The General Data Protection Regulation (GDPR) does not prohibit surveillance of employees in the workplace. Still, it requires employers to follow special rules to ensure that the rights and freedoms of employees are protected when processing their personal data. The GDPR applies to any processing of personal data in the context of the activities of an establishment of a controller or a processor in the EU, regardless of whether the processing takes place in the EU or not. The GDPR also applies to the processing of personal data of data subjects who are in the EU by a controller or processor not established in the EU, where the processing activities are related to the offering of goods or services to data subjects in the EU or the monitoring of their behaviour as far as their behaviour takes place within the EU.
The GDPR requires that any processing of personal data must be lawful, fair and transparent, and based on one of the six legal grounds specified in the regulation. The most relevant legal grounds for employee surveillance are the legitimate interests of the employer, the performance of a contract with the employee, or the compliance with a legal obligation. The GDPR also requires that any processing of personal data must be limited to what is necessary for the purposes for which they are processed, and that the data subjects must be informed of the purposes and the legal basis of the processing, as well as their rights and the safeguards in place to protect their data.
The GDPR also imposes specific obligations and restrictions on the processing of special categories of personal data, such as biometric data, which reveal racial or ethnic origin, political opinions, religious or philosophical beliefs, or trade union membership, or which are processed for the purpose of uniquely identifying a natural person. The processing of such data is prohibited, unless one of the ten exceptions listed in the regulation applies. The most relevant exceptions for employee surveillance are the explicit consent of the data subject, the necessity for the purposes of carrying out the obligations and exercising specific rights of the controller or of the data subject in the field of employment and social security and social protection law, or the necessity for reasons of substantial public interest.
The GDPR also sets out the rules and requirements for the transfer of personal data to third countries or international organisations, which do not ensure an adequate level of data protection. The transfer of such data is only allowed if the controller or processor has provided appropriate safeguards, such as binding corporate rules, standard contractual clauses, codes of conduct or certification mechanisms, and if the data subjects have enforceable rights and effective legal remedies.

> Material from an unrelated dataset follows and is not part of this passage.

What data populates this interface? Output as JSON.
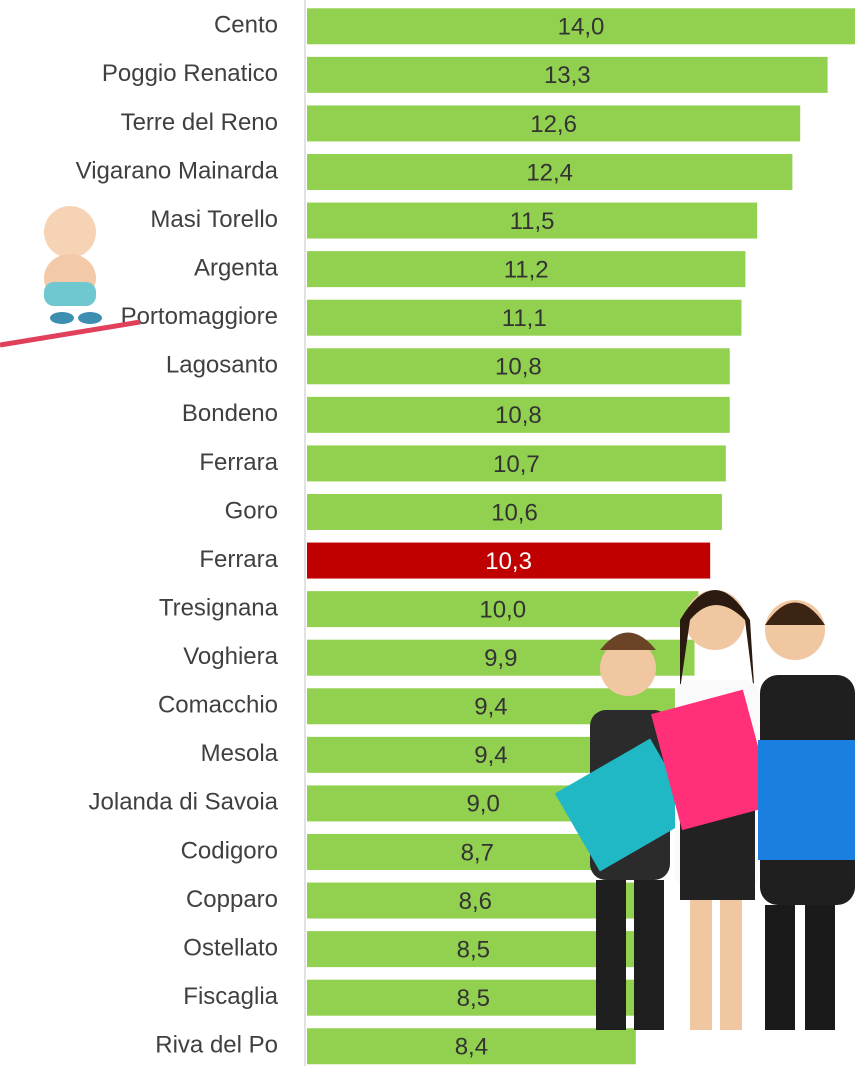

Based on the scenario, the primary privacy risks of the planned surveillance system are the excessive scope of monitoring and the lack of legitimate purpose for data collection. The surveillance system involves the collection and processing of a large amount of personal data, including special categories of personal data, such as biometric data and data revealing political opinions or trade union membership, from the employees’ devices and communications. The surveillance system also involves the transfer of personal data to a third country, China, which does not provide an adequate level of data protection. The surveillance system does not seem to have a clear and specific purpose that is necessary and proportionate to the legitimate interests of the employer, such as preventing fraud, ensuring network security, or complying with legal obligations. The surveillance system also does not seem to respect the principles of data minimisation, purpose limitation, transparency, and accountability. The surveillance system may infringe the rights and freedoms of the employees, such as the right to privacy, the right to data protection, the right to non-discrimination, the right to dignity, and the right to freedom of expression and association.
References:
GDPR, Articles 1, 2, 3, 4, 5, 6, 7, 8, 9, 10, 12, 13, 14, 15, 16, 17, 18, 19, 20, 21, 22, 23, 44, 45, 46, 47, 48, and 49.
EDPB Guidelines 3/2019 on processing of personal data through video devices, pages 5, 6, 7, 8, 9, 10, 11, 12, 13, and 14.
EDPB Guidelines 07/2020 on the concepts of controller and processor in the GDPR, pages 19, 20, 21, 22, 23, 24, 25, 26, 27, and 28.
EDPB Guidelines 4/2019 on Article 25 Data Protection by Design and by Default, pages 5, 6, 7, 8, 9, 10, 11, 12, 13, 14, 15, 16, 17, 18, 19, 20, 21, 22, 23, 24, 25, 26, 27, and 28.
EDPB Guidelines 2/2018 on derogations of Article 49 under Regulation 2016/679, pages 4, 5, 6, 7, 8, 9, 10, 11, and 12.
Data protection: GDPR and employee surveilance | Feature | Law Gazette, paragraphs 1, 2, 3, 4, 5, 6, 7, and 8.